I'm tempted to try -standard-semantics, but I'm afraid that noold_unit_star would bite us in the rear. Then again, probably a good exercise anyway as well as time to really look at all the assume flags and wonder "What does our code assume?"

TimP · ‎04-19-2016

In my experience, you should avoid noold_maxminloc with 16.0.0 due to bugs with optimization. 16.0.1 and initial 17.0 will not optimize with that option but also will not fail. 16.0.2 and final 15.0 are best.

For linear search of findloc variety, I prefer to write an internal function which implements the needed cases of findloc. I suppose it may be possible to write a fairly complete findloc in f95. The only performance deficit compared with an f77 loop is due to creation of a temporary array which you also require when using maxloc for this purpose.

Matt_Thompson · ‎04-19-2016

Tim P. wrote:

In my experience, you should avoid noold_maxminloc with 16.0.0 due to bugs with optimization. 16.0.1 and initial 17.0 will not optimize with that option but also will not fail. 16.0.2 and final 15.0 are best.

Okay. Luckily my Intel 16 tag is at 16.0.2. Now when you say "won't optimize", do you mean no code will, or just code with maxloc/minloc calls will not optimize?

For linear search of findloc variety, I prefer to write an internal function which implements the needed cases of findloc.

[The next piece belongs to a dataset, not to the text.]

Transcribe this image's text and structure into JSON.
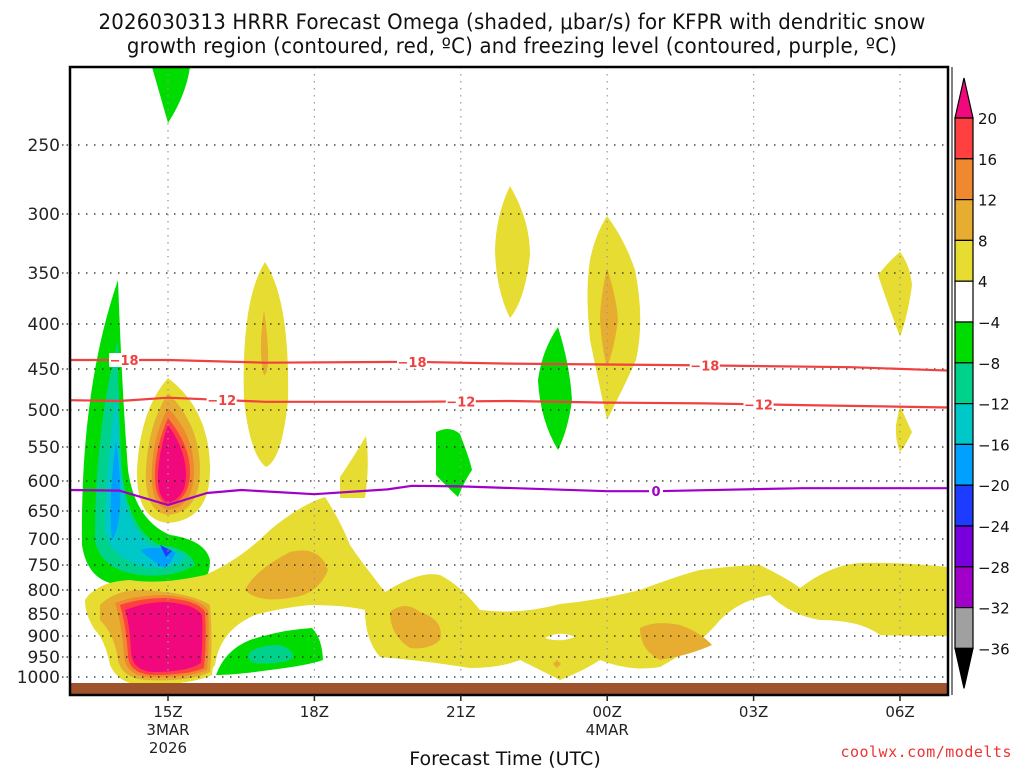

I suppose it may be possible to write a fairly complete findloc in f95. The only performance deficit compared with an f77 loop is due to creation of a temporary array which you also require when using maxloc for this purpose.

My attempted workaround was a simple do-loop-with-exit. It worked in limited testing. Heck, I know in the past that a loop-with-exit can outperform even minloc.

Steven_L_Intel1 · ‎04-19-2016

We mention this option in the description of MAXLOC and MINLOC. This is another case where an earlier standard didn't specify the behavior and later standardized on something different from what we had implemented. Unfortunately, as Tim notes, the standard behavior can have poor performance. We looked at changing the default for 17 but found some important benchmarks where it hurt too much. We'll look for ways to improve this in the future.

TimP · ‎04-19-2016

My comments about optimization probably aren't relevant for an array of character valuables. I was referring to optimization of maxloc itself, .not to effects elsewhere. I've been happy with 16.0.2 but Steve's comments may indicate it's not settled.

Steven_L_Intel1 · ‎04-19-2016

No, it's not settled. To be honest, we are mystified that you saw an improvement with 16.0.2 as we don't know of any relevant changes there. It is still a work-in-progress.

dkokron · ‎05-02-2017

This issue has bitten us (I work for the same organization as thematt) again. This time one of our CFD codes (OVERFLOW) silently returned incorrect answers when compiled with 2016.?.? and 2017.2.174. See attached reproducer.

TimP · ‎05-02-2017

Note that the official recommendation (issued yesterday) for Overflow is to add -assume noold_maxminloc to the build options. Overflow requires (depending on the model being attempted) the Fortran standard result from maxloc with MASK set to all .false.

If simd optimization were supported for the standard_semantics version, I would see no reason to be setting old_maxminloc. Reports seem to indicate that the old_maxminloc result hasn't been consistent across compiler upgrades, let alone with the standard.

dkokron · ‎05-02-2017

Tim,

The OVERFLOW author asked me to work with Intel to fix this issue. The author and many users consider -assume noold_maxminloc to be a workaround for a bug in the Intel compiler and are mad a hell they have to use it just to get the correct answer.

Dan

TimP · ‎05-02-2017

The Overflow authors may not be the only ones wishing that ifort didn't require the -standard-semantics option to enable f95, f2003 (and soon f2008) compatibility. The policy seems to be well entrenched, as it goes back prior to my 13 years employment and 3 years since retirement from Intel.

My personal practice is to set -standard-semantics followed by -assume old_maxminloc for the cases where I want MAXLOC optimized and don't care about the zero-length array result.

Steve_Lionel · ‎05-02-2017

Tim, your observation is incorrect. Some of the defaults have changed to be standard-compliant over the years. A recent case is -assume realloc_lhs.